Le film est une fiction qui a une forme de documentaire. C’est mon goût à moi. Je cherche le moyen le plus efficace pour faire passer un message. Les acteurs non-professionnels apportent une vérité au verbe, celle de leur vécu. Ce qui crée chez moi une émotion très forte, c’est de refabriquer le réel à l’écran. J’aime bien que la fiction emprunte à d’autres genres, à d’autres dramaturgies. Ici, à certains moments, j’ai refabriqué des images de reportage.
Le rythme du tournage a été très rapide, 23 jours ?
Je voulais calquer l’énergie du tournage sur l’énergie des salariés en lutte, donc quelque chose de très électrique. L’énergie des gens à l’écran vient de la contrainte et du cadre que j’injecte dans cette histoire. Pour qu’ils aient une énergie incandescente, cela passait notamment par un tournage rapide. Cela tombait bien, car il n’y avait pas beaucoup d’argent pour le film.
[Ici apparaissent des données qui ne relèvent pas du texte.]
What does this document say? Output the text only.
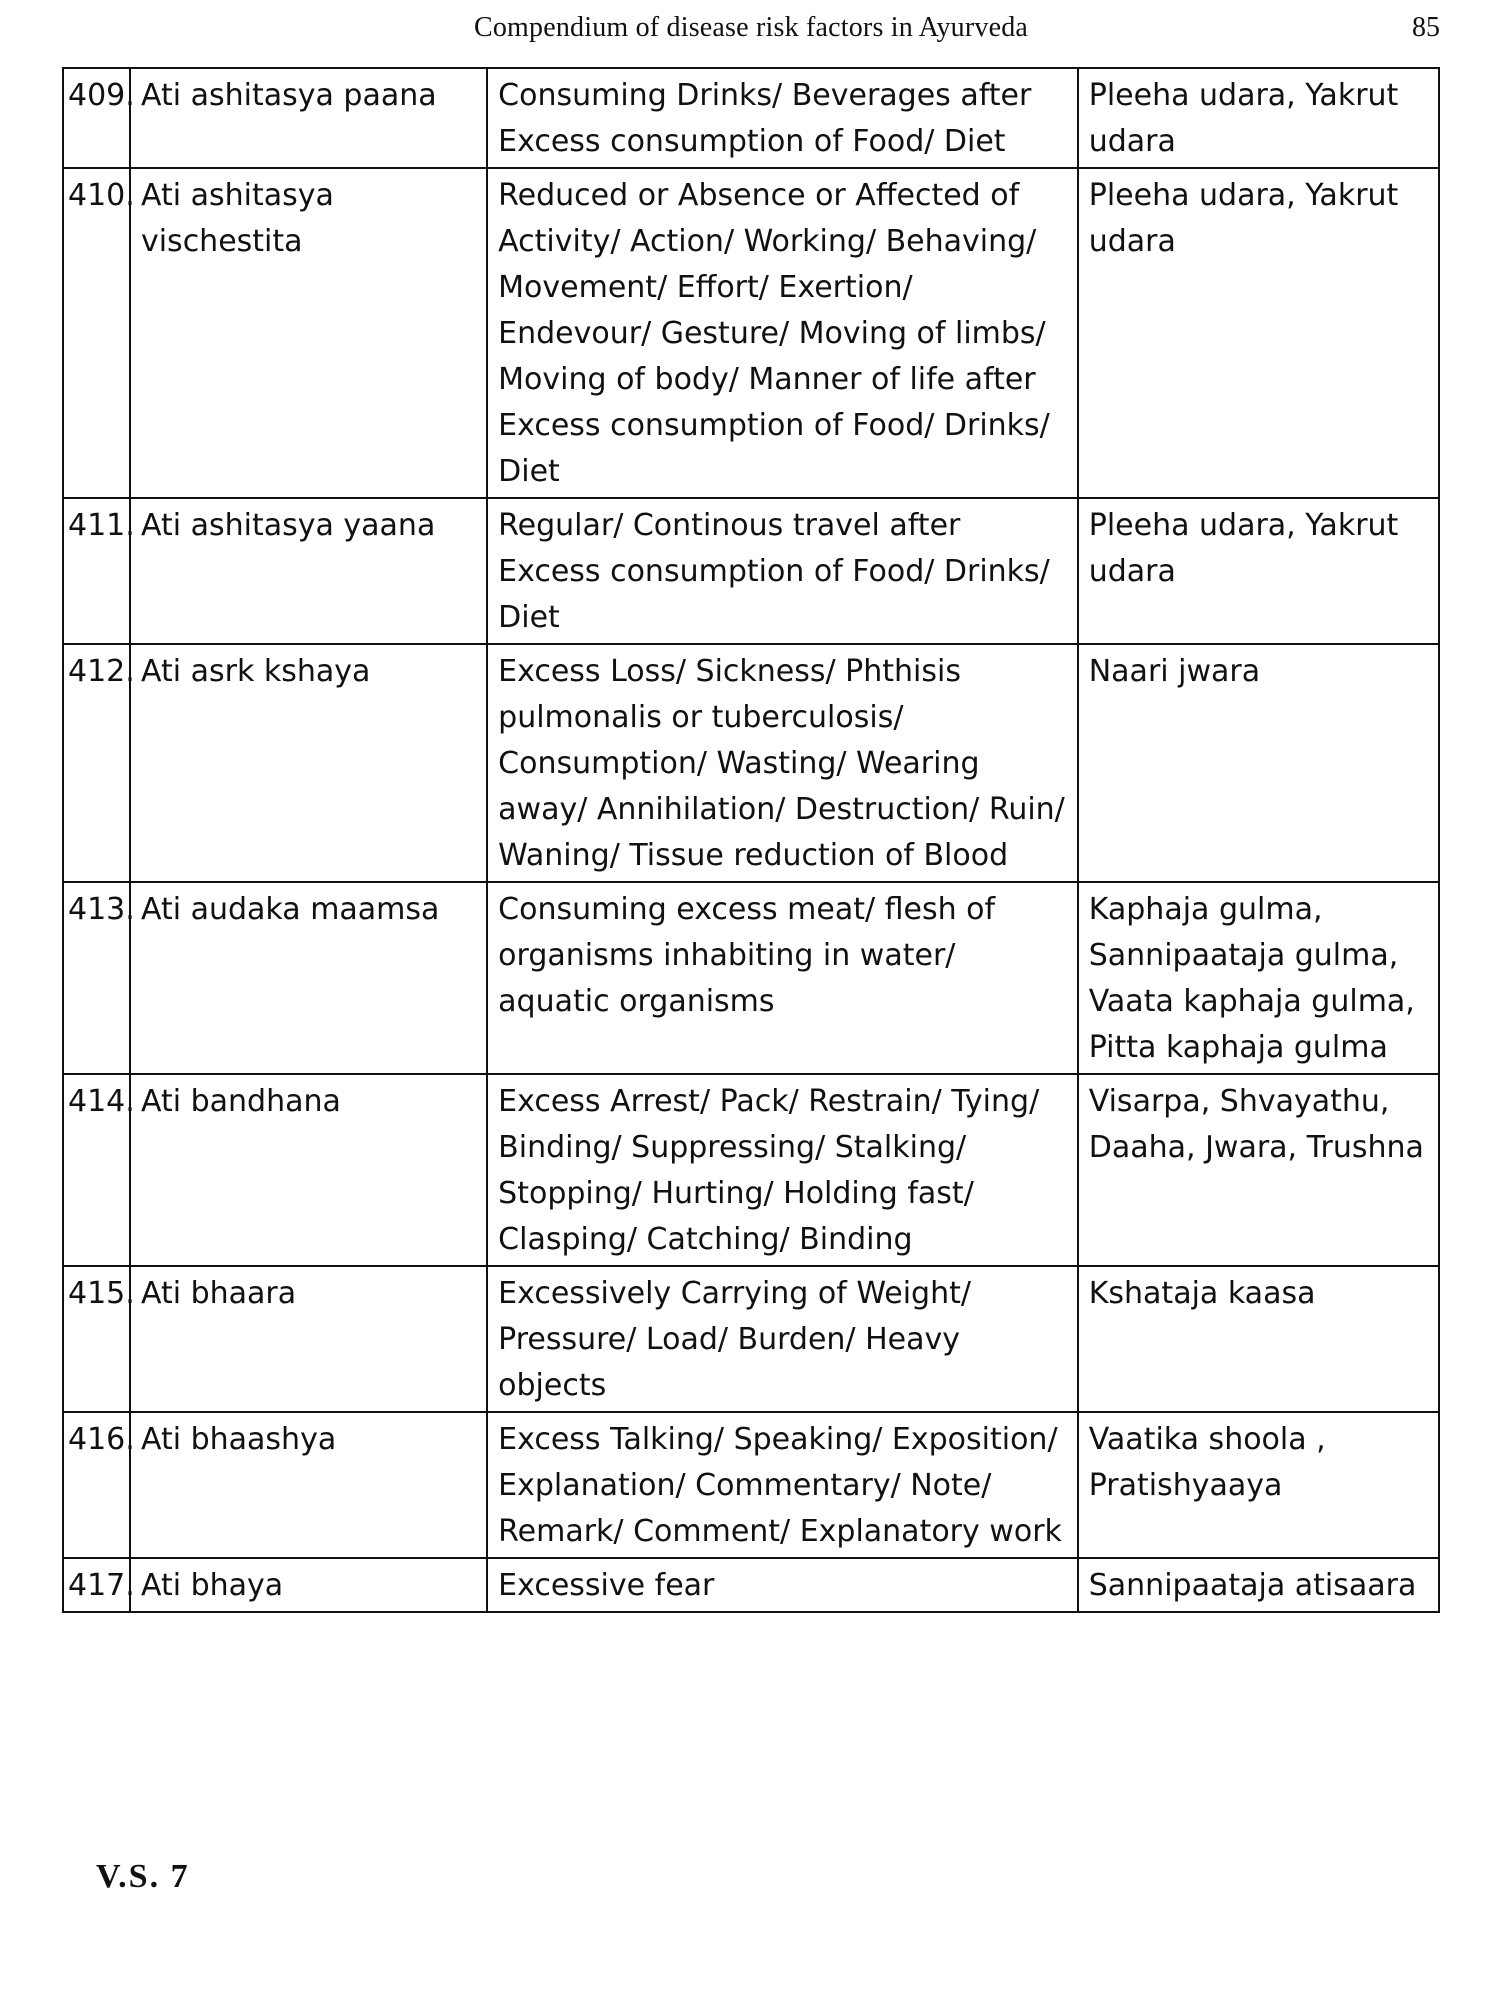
Compendium of disease risk factors in Ayurveda	85
409.	Ati ashitasya paana	Consuming Drinks/ Beverages after Excess consumption of Food/ Diet	Pleeha udara, Yakrut udara
410.	Ati ashitasya vischestita	Reduced or Absence or Affected of Activity/ Action/ Working/ Behaving/ Movement/ Effort/ Exertion/ Endevour/ Gesture/ Moving of limbs/ Moving of body/ Manner of life after Excess consumption of Food/ Drinks/ Diet	Pleeha udara, Yakrut udara
411.	Ati ashitasya yaana	Regular/ Continous travel after Excess consumption of Food/ Drinks/ Diet	Pleeha udara, Yakrut udara
412.	Ati asrk kshaya	Excess Loss/ Sickness/ Phthisis pulmonalis or tuberculosis/ Consumption/ Wasting/ Wearing away/ Annihilation/ Destruction/ Ruin/ Waning/ Tissue reduction of Blood	Naari jwara
413.	Ati audaka maamsa	Consuming excess meat/ flesh of organisms inhabiting in water/ aquatic organisms	Kaphaja gulma, Sannipaataja gulma, Vaata kaphaja gulma, Pitta kaphaja gulma
414.	Ati bandhana	Excess Arrest/ Pack/ Restrain/ Tying/ Binding/ Suppressing/ Stalking/ Stopping/ Hurting/ Holding fast/ Clasping/ Catching/ Binding	Visarpa, Shvayathu, Daaha, Jwara, Trushna
415.	Ati bhaara	Excessively Carrying of Weight/ Pressure/ Load/ Burden/ Heavy objects	Kshataja kaasa
416.	Ati bhaashya	Excess Talking/ Speaking/ Exposition/ Explanation/ Commentary/ Note/ Remark/ Comment/ Explanatory work	Vaatika shoola , Pratishyaaya
417.	Ati bhaya	Excessive fear	Sannipaataja atisaara
V.S. 7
Une nouvelle convention collective est en place dans le cinéma depuis trois ans. Qu’en pensez-vous ?
Même si bien sûr je suis pour une convention collective, Je n’étais pas pour cette convention collective. Elle a posé des conditions très encombrantes pour la spécificité du cinéma. Pour autant, cette convention que je ne partageais pas, je l’applique au-delà de la lettre. Je pourrais entrer dans une dérogation, vu le faible coût de mes films. Je préfère réduire les plus gros salaires du film, le producteur, l’acteur et moi, mais pas ceux des salariés les plus fragiles. Je paye les gens au tarif syndical. C’est une façon de mettre en pratique ce qu’on dit dans le film.